Los grandes rockeros sobreviven a sus propias arrugas, dice el tópico banal, y hasta lo creo, pero de lo que no tengo duda es de que el ego es una malformación del alma que crece en el invierno del cuerpo. De hecho, no pocos dioses terminaron en el asilo, haciendo manitas con una leyenda fumigada a base de concesiones, reflejados en un espejo por el que circula su antigua leyenda como un expreso cruel. Así Bruce Springsteen, al que acabo de ver dos recitales consecutivos en el estadio de los Giants, en Nueva Jersey.

La primera noche se marcó, completo, Darkness on the edge of town. Vigorizado por la imparable sucesión de gemas como Factory, Streets of fire o Prove it all night, Springsteen clavó, incluso, las canciones más famosas, aquellas que hace años que suenan cansadas, tipo Badlands. Fue, en conjunto, un concierto intenso, en el que parecían posibles los viejos milagros. Los problema, ay, llegaron al día siguiente: Bruce tocaba Born in the USA del tirón; entonces quedaron patentes los borrones que el día anterior había disimulado. El de NJ cantó con ganas, pero donde hubo escalofrío ahora olía a mesianismo. Se imponía la adoración del ídolo que cura enfermedades, ese que sube niños al escenario a mayor gloria de sus babosos padres. Veinticinco años después de publicar Born in the USA, el Bruce que combina fogonazos y rock de garrafa, momentos sublimes y banalidad sin hiel, regresó para recordarnos cuándo y cómo empezó a cagarla; de paso, entregó un concierto en el que los instantes de asombro (una Kitty´s back gloriosa, una Jersey girl tersa y liviana), hicieron más dolorosos los estribillos tontoides, los numeritos ensayados, la mecánica del circo rock.

Ojalá sirva este tour para darle la merecida despedida a la E Street Band, al menos durante unos cuantos años. Ojalá regrese Springsteen a los discos, tipo The Ghost of Tom Joad, o las giras, como la acústica de 2005, que de verdad parecen importarle ahora.
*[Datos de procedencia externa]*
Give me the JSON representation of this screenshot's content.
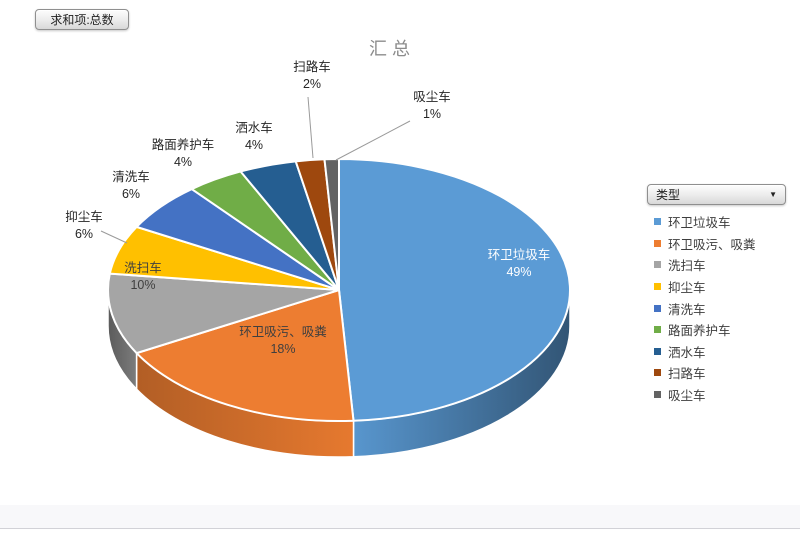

Para recordar porque un día portó el estandarte del mejor rock and roll basta con que publiquen de una vez la caja del 30 aniversario de Darkness on the Edge of town. Si entre sus caramelos figura alguno de los conciertos del 78 las historias oficiales deberán de añadirlo a las listas de los mejores directos del siglo XX, de la mano del Live 1966 de Bob Dylan, los dos primeros Live at the Apollo de James Brown, el Live at the Harlem Square Club de Sam Cooke, los At Folsom prision y At San Quentin de Johnny Cash o el Live rust de Neil Young. Si se empeña en llenar estadios, si aparca el genio en la botella y escribe con el piloto automático, si insiste, vaya, en sacar discuchos inanes, ajenos a sus intenciones y miedos, anhelos y gustos actuales, si ofrece, noche tras noche, Dancing in the dark, en vez de joyas maduras como Dry lighting, hará bueno, mal que me pese, el primer párrafo de éste artículo, y eso, Bruce, duele, o al menos a mí me duele.